Le juge à l’issue des débats a avisé les parties présentes ou représentées, que la décision serait rendue le 27 Avril 2026, conformément aux dispositions de l’article 450 du Code de Procédure Civile.
Et ce jour, le jugement suivant a été rendu par mise à disposition au greffe ;
ENTRE :
DEMANDERESSE
Madame [M] [I]
[Adresse 4]
[Localité 2]
représentée par Me Vincent LE GOC, avocat au barreau de RENNES, avocat plaidant, substitué par Me Agathe DERRIEN, avocat au barreau de RENNES
ET :
DEFENDERESSE
S.A.R.L. DECO & DESIGN
[Adresse 5]
[Localité 3]
non comparante, ni représentée
EXPOSE DU LITIGE
Selon devis n°DC0215, accepté le 19 août 2021, Mme [M] [I] a confié à la société DECO & DESIGN des travaux de réfection de la salle de bains de son logement situé [Adresse 6] à [Localité 4] moyennant un prix de 3.757,60 euros.
La facture correspondant aux travaux a été émise le 2 novembre 2021.
Se prévalant de malfaçons dans les suites des travaux, un procès-verbal de constat a été dressé par commissaire de justice, le 3 novembre 2021, à la demande de Mme [M] [I].
A la demande de l’assureur de protection juridique de Mme [I], une expertise amiable contradictoire a été réalisée entre les parties le 26 janvier 2022 et a donné lieu à un rapport remis le 24 février 2022.
Se prévalant de l’apparition de nouveaux désordres, un second procès-verbal de constat a été dressé par commissaire de justice, le 2 mars 2022, à la demande de Mme [M] [I].
Par lettre du 11 avril 2022, l’assureur de protection juridique de Mme [I] a sollicité de la société DECO & DESIGN l’indemnisation des préjudices de son assurée.
Sur assignation de Mme [I], un expert judiciaire a été désigné par ordonnance du 24 février 2023.

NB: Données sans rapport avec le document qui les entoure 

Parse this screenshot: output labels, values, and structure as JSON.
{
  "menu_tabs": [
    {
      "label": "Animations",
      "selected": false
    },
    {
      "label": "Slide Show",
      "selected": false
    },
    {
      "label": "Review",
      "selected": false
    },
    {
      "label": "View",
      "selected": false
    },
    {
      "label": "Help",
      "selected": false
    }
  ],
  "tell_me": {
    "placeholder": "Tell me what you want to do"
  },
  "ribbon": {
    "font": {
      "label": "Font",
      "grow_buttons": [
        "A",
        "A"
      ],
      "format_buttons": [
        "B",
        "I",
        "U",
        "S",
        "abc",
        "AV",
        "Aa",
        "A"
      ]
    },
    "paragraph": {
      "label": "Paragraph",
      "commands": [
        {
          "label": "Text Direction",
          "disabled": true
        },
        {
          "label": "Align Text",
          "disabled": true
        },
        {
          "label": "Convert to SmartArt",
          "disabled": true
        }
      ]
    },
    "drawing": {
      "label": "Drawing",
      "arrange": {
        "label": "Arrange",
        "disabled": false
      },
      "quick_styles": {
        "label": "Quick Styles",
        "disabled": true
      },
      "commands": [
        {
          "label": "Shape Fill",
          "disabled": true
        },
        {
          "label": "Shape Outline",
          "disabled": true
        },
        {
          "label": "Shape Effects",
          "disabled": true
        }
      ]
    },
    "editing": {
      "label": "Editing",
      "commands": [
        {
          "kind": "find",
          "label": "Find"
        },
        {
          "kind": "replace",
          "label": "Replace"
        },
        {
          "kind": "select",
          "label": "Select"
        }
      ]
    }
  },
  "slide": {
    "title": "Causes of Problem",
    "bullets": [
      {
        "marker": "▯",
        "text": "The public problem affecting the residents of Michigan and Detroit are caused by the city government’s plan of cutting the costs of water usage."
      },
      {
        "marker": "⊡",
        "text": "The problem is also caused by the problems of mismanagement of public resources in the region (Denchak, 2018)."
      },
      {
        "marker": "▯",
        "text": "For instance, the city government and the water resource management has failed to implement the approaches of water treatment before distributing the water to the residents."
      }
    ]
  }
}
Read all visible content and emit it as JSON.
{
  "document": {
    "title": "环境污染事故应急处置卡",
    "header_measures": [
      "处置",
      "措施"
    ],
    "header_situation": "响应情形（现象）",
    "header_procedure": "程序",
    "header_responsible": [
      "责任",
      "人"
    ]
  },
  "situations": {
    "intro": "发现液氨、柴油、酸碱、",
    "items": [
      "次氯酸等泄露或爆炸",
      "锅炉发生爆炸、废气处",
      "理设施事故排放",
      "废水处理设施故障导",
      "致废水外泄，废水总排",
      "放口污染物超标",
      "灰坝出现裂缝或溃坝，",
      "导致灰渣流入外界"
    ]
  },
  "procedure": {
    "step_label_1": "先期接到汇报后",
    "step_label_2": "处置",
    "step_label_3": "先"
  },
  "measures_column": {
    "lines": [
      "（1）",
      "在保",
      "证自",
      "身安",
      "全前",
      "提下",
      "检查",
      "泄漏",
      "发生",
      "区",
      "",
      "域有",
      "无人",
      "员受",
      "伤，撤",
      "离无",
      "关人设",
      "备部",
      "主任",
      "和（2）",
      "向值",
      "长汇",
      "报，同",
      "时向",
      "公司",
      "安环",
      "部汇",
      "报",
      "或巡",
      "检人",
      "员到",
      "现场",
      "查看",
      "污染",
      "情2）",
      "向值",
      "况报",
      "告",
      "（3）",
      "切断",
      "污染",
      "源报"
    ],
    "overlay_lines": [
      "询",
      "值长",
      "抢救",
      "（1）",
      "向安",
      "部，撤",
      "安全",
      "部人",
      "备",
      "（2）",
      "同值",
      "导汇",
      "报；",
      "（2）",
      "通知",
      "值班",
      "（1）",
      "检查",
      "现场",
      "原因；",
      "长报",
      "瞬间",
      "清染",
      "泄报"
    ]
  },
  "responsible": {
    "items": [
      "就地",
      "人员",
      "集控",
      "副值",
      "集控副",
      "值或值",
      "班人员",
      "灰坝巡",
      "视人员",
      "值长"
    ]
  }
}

L’expert a remis un pré-rapport le 14 septembre 2023.
Par acte de commissaire de justice en date du 3 novembre 2025, Mme [M] [I] a fait assigner la société DECO & DESIGN par devant le tribunal judiciaire de RENNES aux fins d’obtenir l’indemnisation de ses préjudices.
L’affaire a été appelée à l’audience du 2 février 2026.
A cette date, Mme [M] [I] a comparu représentée par son conseil.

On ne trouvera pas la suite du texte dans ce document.